The American bald eagle became the unofficial national bird of the United States on June 20, 1782, when the Great Seal of the United States was adopted by the Continental Congress. Highly recognizable even today, the seal displays a front facing eagle with a shield on its breast, holding an olive branch in its right talon, 13 arrows in its left talon, and a scroll inscribed with the phrase, "E Pluribus Unum" in its beak. The bald eagle became the official bird of the United States in 1789.
The bald eagle was chosen to symbolize the United States because of its perceived fierce independence, unwavering strength, long life, majestic beauty and great courage. Additionally, the men who choose it believed at the time that it was a bird unique only to the United States. John F. Kennedy later said, "the fierce beauty and proud independence of this great bird aptly symbolizes the strength and freedom of America."

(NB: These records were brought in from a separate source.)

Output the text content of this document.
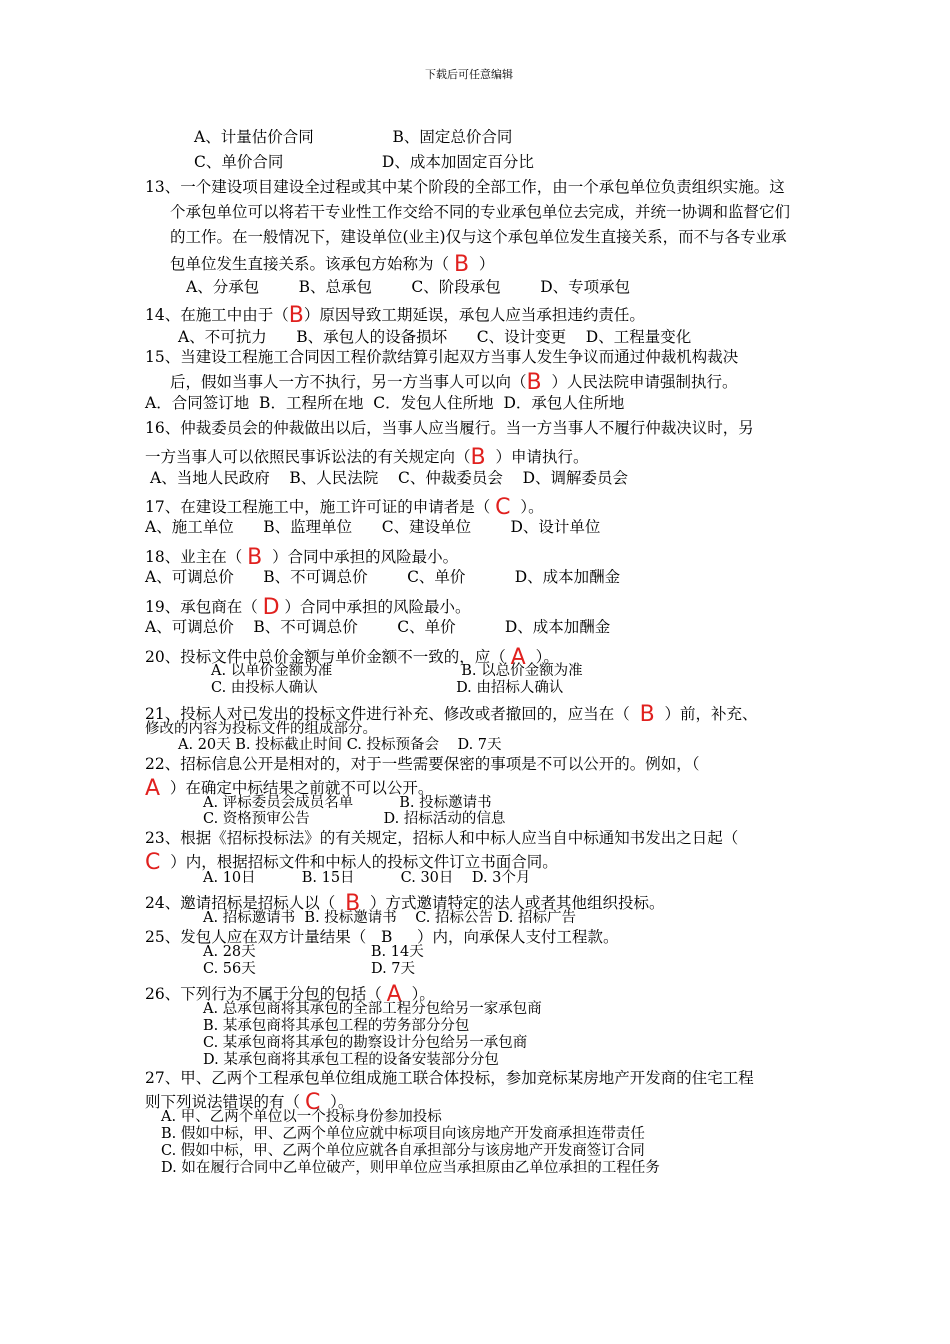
下载后可任意编辑
A、计量估价合同                B、固定总价合同
C、单价合同                    D、成本加固定百分比
13、一个建设项目建设全过程或其中某个阶段的全部工作，由一个承包单位负责组织实施。这
个承包单位可以将若干专业性工作交给不同的专业承包单位去完成，并统一协调和监督它们
的工作。在一般情况下，建设单位(业主)仅与这个承包单位发生直接关系，而不与各专业承
包单位发生直接关系。该承包方始称为（ B  ）
A、分承包        B、总承包        C、阶段承包        D、专项承包
14、在施工中由于（B）原因导致工期延误，承包人应当承担违约责任。
A、不可抗力      B、承包人的设备损坏      C、设计变更    D、工程量变化
15、当建设工程施工合同因工程价款结算引起双方当事人发生争议而通过仲裁机构裁决
后，假如当事人一方不执行，另一方当事人可以向（B  ）人民法院申请强制执行。
A．合同签订地  B．工程所在地  C．发包人住所地  D．承包人住所地
16、仲裁委员会的仲裁做出以后，当事人应当履行。当一方当事人不履行仲裁决议时，另
一方当事人可以依照民事诉讼法的有关规定向（B  ）申请执行。
A、当地人民政府    B、人民法院    C、仲裁委员会    D、调解委员会
17、在建设工程施工中，施工许可证的申请者是（ C  ）。
A、施工单位      B、监理单位      C、建设单位        D、设计单位
18、业主在（ B  ）合同中承担的风险最小。
A、可调总价      B、不可调总价        C、单价          D、成本加酬金
19、承包商在（ D ）合同中承担的风险最小。
A、可调总价    B、不可调总价        C、单价          D、成本加酬金
20、投标文件中总价金额与单价金额不一致的，应（ A  ）。
A. 以单价金额为准                            B. 以总价金额为准
C. 由投标人确认                              D. 由招标人确认
21、投标人对已发出的投标文件进行补充、修改或者撤回的，应当在（  B  ）前，补充、
修改的内容为投标文件的组成部分。
A. 20天 B. 投标截止时间 C. 投标预备会    D. 7天
22、招标信息公开是相对的，对于一些需要保密的事项是不可以公开的。例如，（
A  ）在确定中标结果之前就不可以公开。
A. 评标委员会成员名单          B. 投标邀请书
C. 资格预审公告                D. 招标活动的信息
23、根据《招标投标法》的有关规定，招标人和中标人应当自中标通知书发出之日起（
C  ）内，根据招标文件和中标人的投标文件订立书面合同。
A. 10日          B. 15日          C. 30日    D. 3个月
24、邀请招标是招标人以（  B  ）方式邀请特定的法人或者其他组织投标。
A. 招标邀请书  B. 投标邀请书    C. 招标公告 D. 招标广告
25、发包人应在双方计量结果（   B     ）内，向承保人支付工程款。
A. 28天                         B. 14天
C. 56天                         D. 7天
26、下列行为不属于分包的包括（ A  ）。
A. 总承包商将其承包的全部工程分包给另一家承包商
B. 某承包商将其承包工程的劳务部分分包
C. 某承包商将其承包的勘察设计分包给另一承包商
D. 某承包商将其承包工程的设备安装部分分包
27、甲、乙两个工程承包单位组成施工联合体投标，参加竞标某房地产开发商的住宅工程
则下列说法错误的有（ C  ）。
A. 甲、乙两个单位以一个投标身份参加投标
B. 假如中标，甲、乙两个单位应就中标项目向该房地产开发商承担连带责任
C. 假如中标，甲、乙两个单位应就各自承担部分与该房地产开发商签订合同
D. 如在履行合同中乙单位破产，则甲单位应当承担原由乙单位承担的工程任务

One American legend provides another reason for the bald eagle as national bird. It states that during an early morning battle in the beginning stages of the Revolutionary War, the loud fighting awoke sleeping eagles from their nests nearby. The eagles then flew to the battlefield and circled it, screeching all the while. The fighting men believed the eagles' shrieks sounded as if they were yelling for freedom from the British.
The bald eagle's reputation for strength, beauty and agility is not unfounded. The male bald eagle weighs between 7 and 10 pounds, with a wingspan of over six feet, while the females can weigh up to 14 pounds, with a wingspan of up to eight feet. The birds can live up to 30 years, and they mate for life. As birds of prey, they primarily live off of fishing.
Because of the bird's status as a national symbol, it is protected under the Bald Eagle Protection Act. Under this law, any collection of the bird, or its nests, eggs and feathers is illegal. Up until its removal by the Department of the Interior in 2007, the bald eagle was also protected under the Endangered Species Act. Today, about half the world's population of bald eagles (70,000) lives in Alaska, where they are flourishing.
It is widely believed that Ben Franklin was opposed to the bald eagle as the national bird in favor of the wild turkey. However, Ben Franklin was not involved in the choosing of the bald eagle, as he was in Paris at the time. Additionally, the belief in his support of the wild turkey over the bald eagle originates in a personal letter wherein he satirically suggests the former as a symbol for a fraternal society whose creation he opposed. The letter has since been read out of context.